58 Dans l’arrêt attaqué, le Tribunal a considéré que l’article 3, paragraphe 2, du protocole no 36 devait être interprété en ce sens que, pour voir un projet d’acte adopté selon les règles de la majorité qualifiée définies à l’article 3, paragraphe 3, de ce protocole, il suffisait que l’application de ces règles soit demandée par un État membre entre le 1er novembre 2014 et le 31 mars 2017, sans qu’il soit nécessaire que le vote du projet d’acte en question intervienne également entre ces dates.

59 Ce faisant, l’interprétation retenue par le Tribunal n’a pas enfreint l’article 16, paragraphe 5, TUE.

60 Cette disposition renvoie, en ce qui concerne, notamment, la définition de la majorité qualifiée applicable entre le 1er novembre 2014 et le 31 mars 2017, au protocole no 36. Or, il ressort du libellé de l’article 3, paragraphe 2, de ce protocole que tout membre du Conseil pouvait, pendant la totalité de cette période, et donc jusqu’au 31 mars 2017 inclus, demander l’application de la majorité qualifiée telle que définie à l’article 3, paragraphe 3, dudit protocole.

61 Rien dans le libellé de l’article 16, paragraphe 5, TUE, ni dans celui de l’article 3, paragraphe 2, du protocole no 36, n’exclut qu’un vote à la majorité qualifiée telle que définie à cet article 3, paragraphe 3, puisse avoir lieu après le 31 mars 2017, pour autant qu’une demande en ce sens ait été présentée entre le 1er novembre 2014 et le 31 mars 2017. À cet égard, il y a lieu de souligner que la fixation de la date d’un tel vote échappe, dans une très large mesure, au contrôle des membres du
Conseil pris individuellement.

62 Certes, ainsi que l’a observé la Commission, il importe que l’article 16, paragraphe 5, TUE et le protocole auquel celui-ci renvoie soient appliqués d’une manière qui respecte les principes généraux du droit de l’Union, dont le principe de sécurité juridique, et qui assure, par une interprétation stricte du régime transitoire établi par l’article 3, paragraphe 2, de ce protocole, que l’applicabilité de ce régime ne soit pas prolongée au-delà de la période allant du 1er novembre 2014 au 31 mars
2017.

63 Toutefois, contrairement à ce que fait valoir la Commission, la portée conférée par le Tribunal à ces dispositions est conforme à ces exigences.

64 S’agissant, d’une part, du principe général de sécurité juridique, il y a lieu de rappeler que celui-ci exige que les règles de droit soient claires et précises et que leur application soit prévisible pour les justiciables (arrêt du 16 février 2022, Hongrie/Parlement et Conseil, C‑156/21, EU:C:2022:97, point 223 ainsi que jurisprudence citée).

65 À cet égard, force est de constater que, ainsi que M. l’avocat général l’a considéré au point 56 de ses conclusions, l’appréciation du Tribunal sur la portée de l’article 3, paragraphe 2, du protocole no 36 clarifie cette disposition d’une manière qui assure la prévisibilité des modalités de vote applicables.

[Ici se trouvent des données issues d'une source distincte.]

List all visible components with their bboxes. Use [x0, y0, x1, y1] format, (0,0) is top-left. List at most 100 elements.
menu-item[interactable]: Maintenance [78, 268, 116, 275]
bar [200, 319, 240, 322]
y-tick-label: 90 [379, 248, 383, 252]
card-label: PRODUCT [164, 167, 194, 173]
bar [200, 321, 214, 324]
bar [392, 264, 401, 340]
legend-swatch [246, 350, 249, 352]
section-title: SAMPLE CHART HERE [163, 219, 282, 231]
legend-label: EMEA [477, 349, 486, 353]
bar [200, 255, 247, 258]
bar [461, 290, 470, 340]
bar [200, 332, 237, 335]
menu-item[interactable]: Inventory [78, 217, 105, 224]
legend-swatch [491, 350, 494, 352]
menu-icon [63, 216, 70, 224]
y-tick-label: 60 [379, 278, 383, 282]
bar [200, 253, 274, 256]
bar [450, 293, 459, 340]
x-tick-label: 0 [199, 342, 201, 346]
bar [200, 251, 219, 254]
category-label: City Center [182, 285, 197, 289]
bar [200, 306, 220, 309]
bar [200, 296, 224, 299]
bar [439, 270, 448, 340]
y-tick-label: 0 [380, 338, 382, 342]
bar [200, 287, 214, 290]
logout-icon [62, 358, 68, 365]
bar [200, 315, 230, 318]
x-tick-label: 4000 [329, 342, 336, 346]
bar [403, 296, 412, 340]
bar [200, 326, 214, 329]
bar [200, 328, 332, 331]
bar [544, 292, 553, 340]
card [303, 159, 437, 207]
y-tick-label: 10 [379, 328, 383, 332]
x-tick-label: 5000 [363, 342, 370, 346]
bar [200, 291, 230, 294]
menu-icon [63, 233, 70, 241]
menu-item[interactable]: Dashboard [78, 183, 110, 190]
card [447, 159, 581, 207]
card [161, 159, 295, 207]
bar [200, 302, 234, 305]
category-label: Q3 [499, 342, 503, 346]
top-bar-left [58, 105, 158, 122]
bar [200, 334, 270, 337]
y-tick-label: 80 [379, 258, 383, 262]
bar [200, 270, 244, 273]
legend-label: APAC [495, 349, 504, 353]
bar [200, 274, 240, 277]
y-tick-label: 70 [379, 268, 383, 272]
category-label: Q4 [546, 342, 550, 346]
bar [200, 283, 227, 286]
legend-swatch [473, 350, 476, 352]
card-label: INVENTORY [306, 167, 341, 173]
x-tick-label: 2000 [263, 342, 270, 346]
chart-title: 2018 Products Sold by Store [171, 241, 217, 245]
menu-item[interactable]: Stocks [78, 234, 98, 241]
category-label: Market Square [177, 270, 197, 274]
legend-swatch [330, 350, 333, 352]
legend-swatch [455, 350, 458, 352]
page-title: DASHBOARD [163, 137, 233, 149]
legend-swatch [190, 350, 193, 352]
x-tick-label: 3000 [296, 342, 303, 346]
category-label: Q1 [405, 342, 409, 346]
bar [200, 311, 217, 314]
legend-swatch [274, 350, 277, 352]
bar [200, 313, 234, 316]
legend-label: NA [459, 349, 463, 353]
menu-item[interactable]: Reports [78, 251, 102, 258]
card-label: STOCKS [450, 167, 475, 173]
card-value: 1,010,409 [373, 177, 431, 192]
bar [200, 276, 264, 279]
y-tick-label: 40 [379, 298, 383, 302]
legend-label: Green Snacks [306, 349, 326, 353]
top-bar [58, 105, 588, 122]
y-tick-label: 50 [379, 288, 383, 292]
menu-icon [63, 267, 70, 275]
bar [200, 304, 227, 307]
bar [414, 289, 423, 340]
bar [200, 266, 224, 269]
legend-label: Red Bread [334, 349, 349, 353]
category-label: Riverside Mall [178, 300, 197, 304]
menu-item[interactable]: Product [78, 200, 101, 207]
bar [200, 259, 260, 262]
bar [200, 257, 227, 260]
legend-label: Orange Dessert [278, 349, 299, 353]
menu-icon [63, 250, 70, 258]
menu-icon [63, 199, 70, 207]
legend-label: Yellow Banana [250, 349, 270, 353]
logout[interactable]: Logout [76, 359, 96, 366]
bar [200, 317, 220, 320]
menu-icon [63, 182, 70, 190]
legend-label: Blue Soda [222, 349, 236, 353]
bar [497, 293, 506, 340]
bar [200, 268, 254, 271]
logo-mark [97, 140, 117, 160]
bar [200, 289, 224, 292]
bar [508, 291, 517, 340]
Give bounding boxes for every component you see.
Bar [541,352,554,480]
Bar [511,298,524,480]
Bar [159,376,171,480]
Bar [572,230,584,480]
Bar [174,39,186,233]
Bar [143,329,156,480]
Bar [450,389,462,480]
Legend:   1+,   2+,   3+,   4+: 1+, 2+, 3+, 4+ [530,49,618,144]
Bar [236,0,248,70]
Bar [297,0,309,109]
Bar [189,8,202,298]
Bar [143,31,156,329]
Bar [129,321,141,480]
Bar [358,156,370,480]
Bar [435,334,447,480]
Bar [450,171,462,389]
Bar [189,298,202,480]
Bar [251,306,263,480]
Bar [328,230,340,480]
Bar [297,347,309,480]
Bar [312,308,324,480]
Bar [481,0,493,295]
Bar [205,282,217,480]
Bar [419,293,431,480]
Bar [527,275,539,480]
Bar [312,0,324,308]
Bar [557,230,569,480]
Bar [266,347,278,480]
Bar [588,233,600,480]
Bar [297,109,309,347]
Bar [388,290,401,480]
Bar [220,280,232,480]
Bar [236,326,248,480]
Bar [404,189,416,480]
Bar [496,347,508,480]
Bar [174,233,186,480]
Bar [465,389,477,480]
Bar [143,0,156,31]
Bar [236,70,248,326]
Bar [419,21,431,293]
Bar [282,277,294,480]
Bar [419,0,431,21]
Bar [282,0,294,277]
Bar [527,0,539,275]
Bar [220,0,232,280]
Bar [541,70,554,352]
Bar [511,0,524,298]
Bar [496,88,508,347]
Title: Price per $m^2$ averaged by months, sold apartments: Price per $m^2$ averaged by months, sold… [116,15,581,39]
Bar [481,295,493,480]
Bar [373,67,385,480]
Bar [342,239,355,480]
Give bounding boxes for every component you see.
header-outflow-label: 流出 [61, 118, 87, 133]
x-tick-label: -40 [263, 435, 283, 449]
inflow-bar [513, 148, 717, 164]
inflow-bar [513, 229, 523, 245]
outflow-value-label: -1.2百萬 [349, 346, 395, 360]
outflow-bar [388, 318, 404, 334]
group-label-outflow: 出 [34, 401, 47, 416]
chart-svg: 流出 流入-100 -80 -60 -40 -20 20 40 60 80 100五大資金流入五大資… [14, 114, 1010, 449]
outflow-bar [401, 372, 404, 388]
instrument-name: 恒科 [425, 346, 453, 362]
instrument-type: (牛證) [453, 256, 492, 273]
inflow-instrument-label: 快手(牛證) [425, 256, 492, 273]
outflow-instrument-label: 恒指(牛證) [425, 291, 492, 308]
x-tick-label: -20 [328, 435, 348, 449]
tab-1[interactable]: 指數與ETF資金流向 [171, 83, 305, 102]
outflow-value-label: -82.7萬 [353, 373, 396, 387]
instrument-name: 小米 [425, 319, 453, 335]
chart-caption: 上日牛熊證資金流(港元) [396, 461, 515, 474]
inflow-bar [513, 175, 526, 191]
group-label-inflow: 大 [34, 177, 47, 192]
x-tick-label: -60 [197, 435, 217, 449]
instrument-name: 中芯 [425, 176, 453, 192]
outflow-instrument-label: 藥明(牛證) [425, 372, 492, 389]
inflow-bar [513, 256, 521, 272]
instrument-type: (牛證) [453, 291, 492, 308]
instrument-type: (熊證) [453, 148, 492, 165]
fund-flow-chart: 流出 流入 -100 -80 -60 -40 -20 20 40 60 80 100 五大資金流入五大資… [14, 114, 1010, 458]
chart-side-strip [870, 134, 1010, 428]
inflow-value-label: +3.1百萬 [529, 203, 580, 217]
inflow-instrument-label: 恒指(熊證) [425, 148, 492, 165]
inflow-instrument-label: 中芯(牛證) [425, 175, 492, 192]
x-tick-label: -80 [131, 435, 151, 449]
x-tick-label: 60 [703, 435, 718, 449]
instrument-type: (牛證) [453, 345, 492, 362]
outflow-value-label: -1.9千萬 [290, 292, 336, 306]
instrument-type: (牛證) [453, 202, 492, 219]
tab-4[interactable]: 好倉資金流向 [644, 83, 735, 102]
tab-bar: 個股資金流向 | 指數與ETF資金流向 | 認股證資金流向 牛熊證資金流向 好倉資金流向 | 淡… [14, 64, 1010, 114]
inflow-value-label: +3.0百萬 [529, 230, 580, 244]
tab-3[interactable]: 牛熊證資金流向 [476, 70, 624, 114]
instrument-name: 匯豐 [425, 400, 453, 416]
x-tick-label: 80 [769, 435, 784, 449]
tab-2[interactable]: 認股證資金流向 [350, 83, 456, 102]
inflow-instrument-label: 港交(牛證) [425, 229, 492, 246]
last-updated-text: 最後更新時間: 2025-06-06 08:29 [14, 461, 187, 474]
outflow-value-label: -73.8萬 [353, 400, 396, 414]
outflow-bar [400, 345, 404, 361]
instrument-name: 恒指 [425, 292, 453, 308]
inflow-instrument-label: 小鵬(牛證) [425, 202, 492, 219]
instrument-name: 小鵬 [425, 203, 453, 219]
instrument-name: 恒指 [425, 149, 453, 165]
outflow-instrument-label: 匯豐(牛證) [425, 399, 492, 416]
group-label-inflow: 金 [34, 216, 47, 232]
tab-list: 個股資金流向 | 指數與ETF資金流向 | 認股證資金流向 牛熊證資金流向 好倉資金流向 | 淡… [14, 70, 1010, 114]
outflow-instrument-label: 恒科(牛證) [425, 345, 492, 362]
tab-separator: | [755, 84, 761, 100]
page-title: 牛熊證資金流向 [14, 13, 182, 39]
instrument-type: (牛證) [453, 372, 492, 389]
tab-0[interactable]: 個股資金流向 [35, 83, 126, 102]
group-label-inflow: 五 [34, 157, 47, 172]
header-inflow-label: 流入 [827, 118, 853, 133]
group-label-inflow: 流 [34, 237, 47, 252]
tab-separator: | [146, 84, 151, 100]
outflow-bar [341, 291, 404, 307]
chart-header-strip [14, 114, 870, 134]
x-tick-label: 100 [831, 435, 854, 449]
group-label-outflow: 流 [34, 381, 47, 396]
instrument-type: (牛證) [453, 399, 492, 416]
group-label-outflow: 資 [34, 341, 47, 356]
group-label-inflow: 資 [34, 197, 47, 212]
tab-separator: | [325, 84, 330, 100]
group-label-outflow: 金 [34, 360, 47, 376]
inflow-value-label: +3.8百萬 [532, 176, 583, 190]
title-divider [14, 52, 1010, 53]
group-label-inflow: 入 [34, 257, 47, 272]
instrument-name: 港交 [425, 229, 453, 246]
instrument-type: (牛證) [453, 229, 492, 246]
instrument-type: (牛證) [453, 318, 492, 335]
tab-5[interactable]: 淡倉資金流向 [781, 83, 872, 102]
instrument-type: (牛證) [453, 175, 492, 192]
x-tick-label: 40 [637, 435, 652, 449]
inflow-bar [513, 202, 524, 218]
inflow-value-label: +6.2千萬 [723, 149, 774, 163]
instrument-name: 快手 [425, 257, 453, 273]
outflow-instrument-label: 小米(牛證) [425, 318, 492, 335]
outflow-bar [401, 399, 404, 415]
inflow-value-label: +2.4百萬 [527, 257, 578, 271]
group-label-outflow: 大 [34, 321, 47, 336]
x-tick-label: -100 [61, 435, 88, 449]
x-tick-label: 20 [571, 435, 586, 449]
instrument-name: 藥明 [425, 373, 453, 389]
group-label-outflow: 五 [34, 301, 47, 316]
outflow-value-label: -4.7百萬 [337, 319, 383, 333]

En effet, selon cette appréciation, lorsqu’une demande au titre de cet article 3, paragraphe 2, était introduite entre le 1er novembre 2014 et le 31 mars 2017, tous les intéressés étaient en
mesure de connaître, dès la présentation de cette demande, les modalités de vote. En revanche, l’interprétation soutenue par la Commission reviendrait à vider ledit article 3, paragraphe 2, d’une partie de son effet utile dans la mesure où, même une demande présentée durant la période visée à cette disposition ne garantirait pas qu’un vote au sein du comité soit organisé conformément aux règles du traité de Nice. Par conséquent, les intéressés ne seraient pas en mesure de connaître les modalités
de vote applicables jusqu’à la fixation d’une date de vote par la présidence du comité, ce qui soumettrait, en violation du principe de sécurité juridique, l’application de ces règles à la volonté discrétionnaire de cette présidence.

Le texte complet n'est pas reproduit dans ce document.